Я поворачиваю голову. И не могу сдержать детский восторг. Только начало октября, но на улице…
– Снег! – распахнув глаза, почти пища от радости, произношу я. И пусть мои конверсы будут безнадежно испорчены, я хочу на улицу! – Боже, Томми, там снег!
Томас, улыбаясь, натягивает мне на голову капюшон.
– У тебя голова немного мокрая, заболеешь – убью.
И мы смеемся. Одновременно. Я пьян, я счастлив, мне почему-то безумно хорошо.
***
Нас пересчитывают. Ставят по парам, как в детском саду, и считают. Ахуеть. Меня спасает от того, чтобы сойти с ума, то, что Томас стоит рядом и щекочет меня. Реально щекочет. И если на его лице совершенное равнодушие, то я с трудом пытаюсь не заржать. Мимо проходит Бренда, как обычно в боевом раскрасе, сверяет со списком всех присутствующих. Злобно смотрит на меня, умиленно на Томаса. Экий пиздец.
Когда мы наконец выходим на улицу, кареглазый не отпускает меня ни на шаг. Закидывает снежками, пытается повалить в снег. В итоге падает сам, и уж я его точно поднимать не буду! Да, я злой. Я коварно смеюсь, но Томас не теряется, хватает меня за ногу, и уже через секунду я валяюсь рядом с ним в небольшом сугробе. Вот только поваляться там нам долго не удается, потому что над нами нависает Бренда.
– Томас, надо поговорить, – девушка хмуро смотрит на меня, но продолжает, когда мы поднимаемся на ноги, – прости, что не предупредила насчет проверки. Ездила в город.
– Да ладно, – Томас пожимает плечами. – Мелочи. Все равно бы напоролись. Что насчет мамы?
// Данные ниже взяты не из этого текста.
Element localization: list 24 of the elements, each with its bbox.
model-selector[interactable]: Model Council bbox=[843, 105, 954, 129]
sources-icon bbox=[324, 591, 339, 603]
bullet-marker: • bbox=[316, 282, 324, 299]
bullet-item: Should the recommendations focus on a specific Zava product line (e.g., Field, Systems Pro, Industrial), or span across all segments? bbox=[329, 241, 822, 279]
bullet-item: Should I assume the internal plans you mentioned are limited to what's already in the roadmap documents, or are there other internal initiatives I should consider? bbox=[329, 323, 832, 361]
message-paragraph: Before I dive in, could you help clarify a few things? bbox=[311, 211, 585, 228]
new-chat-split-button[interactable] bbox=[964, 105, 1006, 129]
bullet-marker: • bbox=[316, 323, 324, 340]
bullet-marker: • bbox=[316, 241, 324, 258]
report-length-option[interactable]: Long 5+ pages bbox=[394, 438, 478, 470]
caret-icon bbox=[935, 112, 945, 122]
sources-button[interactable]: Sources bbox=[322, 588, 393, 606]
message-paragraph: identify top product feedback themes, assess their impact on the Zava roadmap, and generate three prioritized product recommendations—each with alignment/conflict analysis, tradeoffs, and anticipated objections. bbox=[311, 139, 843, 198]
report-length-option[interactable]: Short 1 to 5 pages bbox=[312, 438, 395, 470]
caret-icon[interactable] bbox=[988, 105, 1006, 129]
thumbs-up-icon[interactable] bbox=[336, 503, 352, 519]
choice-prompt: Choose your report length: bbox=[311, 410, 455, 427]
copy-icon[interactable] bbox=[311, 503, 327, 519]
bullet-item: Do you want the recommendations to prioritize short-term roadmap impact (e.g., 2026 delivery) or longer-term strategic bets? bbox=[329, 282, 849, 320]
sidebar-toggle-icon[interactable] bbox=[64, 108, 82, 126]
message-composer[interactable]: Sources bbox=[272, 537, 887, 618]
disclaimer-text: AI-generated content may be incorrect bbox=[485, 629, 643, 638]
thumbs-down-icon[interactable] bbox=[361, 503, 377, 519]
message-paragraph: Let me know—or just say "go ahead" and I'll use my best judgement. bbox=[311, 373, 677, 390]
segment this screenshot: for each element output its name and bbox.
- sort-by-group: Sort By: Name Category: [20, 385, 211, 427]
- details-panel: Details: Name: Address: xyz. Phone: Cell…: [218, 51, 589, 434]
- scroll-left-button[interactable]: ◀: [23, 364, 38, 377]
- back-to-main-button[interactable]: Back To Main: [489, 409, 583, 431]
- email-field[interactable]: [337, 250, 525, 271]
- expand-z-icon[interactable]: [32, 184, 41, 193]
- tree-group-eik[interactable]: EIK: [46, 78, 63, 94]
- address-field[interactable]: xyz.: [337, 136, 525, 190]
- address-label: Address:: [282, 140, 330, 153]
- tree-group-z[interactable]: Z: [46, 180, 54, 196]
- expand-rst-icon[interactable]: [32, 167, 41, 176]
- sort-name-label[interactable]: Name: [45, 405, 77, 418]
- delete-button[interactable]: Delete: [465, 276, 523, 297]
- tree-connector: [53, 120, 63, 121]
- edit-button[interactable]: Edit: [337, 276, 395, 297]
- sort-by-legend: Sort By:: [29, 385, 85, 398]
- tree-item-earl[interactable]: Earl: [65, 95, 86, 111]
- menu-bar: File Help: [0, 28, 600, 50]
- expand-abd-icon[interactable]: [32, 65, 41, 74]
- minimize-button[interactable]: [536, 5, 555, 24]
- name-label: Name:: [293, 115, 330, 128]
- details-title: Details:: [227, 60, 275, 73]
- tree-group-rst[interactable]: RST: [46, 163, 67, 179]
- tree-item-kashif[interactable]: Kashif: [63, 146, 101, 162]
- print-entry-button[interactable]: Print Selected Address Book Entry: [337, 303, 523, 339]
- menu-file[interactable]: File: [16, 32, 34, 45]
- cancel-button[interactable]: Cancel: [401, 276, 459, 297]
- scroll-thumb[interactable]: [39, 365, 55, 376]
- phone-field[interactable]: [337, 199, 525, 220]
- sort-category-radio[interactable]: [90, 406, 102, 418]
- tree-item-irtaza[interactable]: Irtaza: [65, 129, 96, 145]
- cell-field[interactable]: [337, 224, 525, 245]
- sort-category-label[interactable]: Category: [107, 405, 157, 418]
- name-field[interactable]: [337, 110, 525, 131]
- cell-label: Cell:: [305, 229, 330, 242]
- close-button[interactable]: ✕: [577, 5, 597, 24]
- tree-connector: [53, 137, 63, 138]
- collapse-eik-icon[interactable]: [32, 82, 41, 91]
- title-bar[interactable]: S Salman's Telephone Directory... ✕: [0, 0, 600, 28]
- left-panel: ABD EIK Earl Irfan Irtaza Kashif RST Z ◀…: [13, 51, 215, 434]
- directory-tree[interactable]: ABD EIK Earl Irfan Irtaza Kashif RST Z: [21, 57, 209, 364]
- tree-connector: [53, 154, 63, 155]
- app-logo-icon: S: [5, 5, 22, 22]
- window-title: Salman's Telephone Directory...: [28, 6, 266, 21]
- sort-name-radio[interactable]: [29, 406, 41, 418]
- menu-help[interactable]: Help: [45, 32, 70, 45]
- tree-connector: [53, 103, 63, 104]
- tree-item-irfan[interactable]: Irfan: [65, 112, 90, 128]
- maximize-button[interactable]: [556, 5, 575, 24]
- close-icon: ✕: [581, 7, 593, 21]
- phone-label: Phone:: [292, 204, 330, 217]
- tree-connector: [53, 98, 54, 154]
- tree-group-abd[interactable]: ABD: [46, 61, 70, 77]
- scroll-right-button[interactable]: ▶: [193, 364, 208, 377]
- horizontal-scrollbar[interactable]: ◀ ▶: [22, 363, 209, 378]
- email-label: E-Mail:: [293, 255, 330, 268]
Ее кремировали?
Я застываю. Как будто меня окатили ушатом холодной воды и тут же заморозили. Почему он так равнодушно говорит об этом? Неужели он так спокойно может говорить о том, что его мама теперь стала лишь горсткой пепла. Я невесомо касаюсь пальцев Томаса, но тут уже отдергиваю руку. Горячая.
Я кидаю короткое: «Я гулять».
И отхожу в сторону. Сажусь на ближайшую пустую скамейку. И пусть она засыпана снегом и от этого холодно, я лучше посижу здесь, чем буду смотреть на это равнодушие. Наверняка, ему внутри больно. Но он так мастерски это скрывает, что становится жутко.
Пока я сижу здесь, я могу осмотреться. Я ведь не был на улице почти месяц, с того момента, как приехал сюда. А теперь я могу дышать свежим морозным воздухом, рассматривать башни на корпусах, засыпанные снегом деревья, студентов, не отошедших после ночных развлечений. Вот только не долго мне удается в спокойствии наблюдать за всеми. Со стороны одного из корпусов, того, что выложен из темно-серого кирпича и расписан завитушками черной краски, я слышу чей-то разговор на повышенных тонах. И голоса говорящих, а точнее орущих, мне до боли знакомы. Я вскакиваю со скамейки и бегу в ту сторону. Конверсы скользят по снегу и льду, но в конечном счете я успеваю прибежать и спрятать Терезу за свою спину раньше, чем Галли ударит ее. И в итоге удар приходится по моей левой щеке. Не настолько сильный, чтобы я упал, но достаточно, чтобы я покачнулся. Тереза за моей спиной тихо взвизгивает, а Арис, стоявший до этого в стороне и кормящий птиц на подоконнике первого этажа крошками, подбегает ко мне.
– Ты в порядке? – смотрит своими голубыми глазами, в которых сейчас такой страх, что мне невольно хочется обнять его, спрятать от этого всего. Почему именно он, этот ангел, этот ребенок здесь? Он прикладывает к моей щеке холодную руку и мне становится легче.
– Все хорошо, – киваю я, хотя лицо все равно жжет от удара.
– Ты спал с ней! – орет Галли, но его тут же затыкает подбежавший Томас.
– Заеби хлебало, Поултер, – вкрадчиво и медленно говорит Томас. – Он со мной ночью был.
– Не пизди, – Галли плюет на снег. – Ты с Минхо был.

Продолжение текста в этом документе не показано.